Sommers charges that "many teachers are now insisting that boys and girls 'integrate,' as they call it. They must play together and sit together," she explains. "Often, they don't want to. The girls don't want it, and the boys especially don't want it. Between kindergarten and sixth grade, the children prefer same-sex play," says Sommers, who has encountered "schools throughout the country forcing boys to play with girls, and to play like girls. School officials," she reports, "have young boys playing with dolls, quilting, playing female roles in non-sexist fairy tales."

As another example of the elementary school's war on boys, Sommers points to the application of sexual harassment laws to juveniles. "Harassment laws are confusing to adults," she emphasizes. "Imagine applying them to kindergartners and first graders! Children need guidance and discipline" Sommers affirms; "they do not need divisive gender politics. The problem is going to get worse," she predicts, "because of a recent Supreme Court decision that makes schools legally vulnerable if they don't take action against what feminists regard as the sexist behavior of little children."

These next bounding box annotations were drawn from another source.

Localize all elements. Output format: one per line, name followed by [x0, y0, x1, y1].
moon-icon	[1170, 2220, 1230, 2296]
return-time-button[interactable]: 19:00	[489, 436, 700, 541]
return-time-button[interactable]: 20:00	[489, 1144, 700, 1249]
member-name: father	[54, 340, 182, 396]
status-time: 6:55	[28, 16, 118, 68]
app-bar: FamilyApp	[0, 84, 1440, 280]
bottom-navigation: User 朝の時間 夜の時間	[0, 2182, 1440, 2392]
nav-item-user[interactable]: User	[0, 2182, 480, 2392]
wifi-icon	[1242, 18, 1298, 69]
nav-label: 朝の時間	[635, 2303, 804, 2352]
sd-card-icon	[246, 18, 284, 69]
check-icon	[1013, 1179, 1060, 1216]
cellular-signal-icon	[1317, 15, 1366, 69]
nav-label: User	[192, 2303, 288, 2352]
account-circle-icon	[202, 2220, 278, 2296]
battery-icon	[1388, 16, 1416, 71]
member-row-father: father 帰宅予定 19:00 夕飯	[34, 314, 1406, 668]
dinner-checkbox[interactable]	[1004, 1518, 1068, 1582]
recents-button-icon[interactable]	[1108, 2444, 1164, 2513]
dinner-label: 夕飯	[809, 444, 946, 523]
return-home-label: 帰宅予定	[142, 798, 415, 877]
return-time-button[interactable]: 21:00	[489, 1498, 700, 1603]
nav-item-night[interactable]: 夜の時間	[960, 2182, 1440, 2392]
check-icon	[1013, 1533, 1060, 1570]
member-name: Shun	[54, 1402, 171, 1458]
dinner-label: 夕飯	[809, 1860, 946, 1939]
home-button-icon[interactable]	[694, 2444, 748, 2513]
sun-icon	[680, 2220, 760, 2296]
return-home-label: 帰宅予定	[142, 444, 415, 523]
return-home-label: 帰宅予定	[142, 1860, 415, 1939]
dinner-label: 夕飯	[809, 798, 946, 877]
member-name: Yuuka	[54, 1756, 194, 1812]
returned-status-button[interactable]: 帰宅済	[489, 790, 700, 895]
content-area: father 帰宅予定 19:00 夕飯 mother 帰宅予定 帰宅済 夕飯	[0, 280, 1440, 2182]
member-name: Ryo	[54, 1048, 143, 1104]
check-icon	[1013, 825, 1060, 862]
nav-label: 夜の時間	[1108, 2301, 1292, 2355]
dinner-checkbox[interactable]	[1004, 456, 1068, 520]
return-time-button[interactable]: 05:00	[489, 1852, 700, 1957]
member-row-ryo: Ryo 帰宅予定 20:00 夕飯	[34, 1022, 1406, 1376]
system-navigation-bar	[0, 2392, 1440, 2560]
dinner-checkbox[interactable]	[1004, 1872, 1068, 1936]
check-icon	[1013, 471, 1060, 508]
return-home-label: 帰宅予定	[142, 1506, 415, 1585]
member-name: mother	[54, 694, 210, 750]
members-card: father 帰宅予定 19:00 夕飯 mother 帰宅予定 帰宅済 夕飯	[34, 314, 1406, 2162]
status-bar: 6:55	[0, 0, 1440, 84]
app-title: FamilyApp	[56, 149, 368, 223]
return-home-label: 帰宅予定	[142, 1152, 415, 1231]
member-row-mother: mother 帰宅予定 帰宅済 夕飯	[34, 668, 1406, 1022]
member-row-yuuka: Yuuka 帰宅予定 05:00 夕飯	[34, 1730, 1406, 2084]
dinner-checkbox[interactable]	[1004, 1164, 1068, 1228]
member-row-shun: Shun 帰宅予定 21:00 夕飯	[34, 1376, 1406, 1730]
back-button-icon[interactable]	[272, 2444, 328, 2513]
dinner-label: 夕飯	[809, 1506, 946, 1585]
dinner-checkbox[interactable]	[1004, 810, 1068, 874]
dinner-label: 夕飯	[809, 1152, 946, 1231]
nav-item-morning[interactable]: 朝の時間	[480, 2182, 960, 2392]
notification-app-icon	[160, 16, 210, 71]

One of the more entertaining features of life at the tail-end of the 20th century is getting to hear young parents acknowledge, shamefully or triumphantly, that, yes indeed, boys and girls are different. Few of these postmodern moms and pops are yet sufficiently deconditioned to celebrate the striking dissimilarity between their male and female offspring, but they know from firsthand experience that it cannot be denied, and recognition of the difference (so long suppressed, despite its self-evidence) is a good beginning.

Boys and girls are different, all right, and so are men and women -- ain't it grand! And isn't it about time that we shook off our unisex delirium? Instead of trying fanatically to blur the distinctions between the sexes, let's go back to accentuating and celebrating them. Everyone, all together now, repeat after me: "Vive la difference!"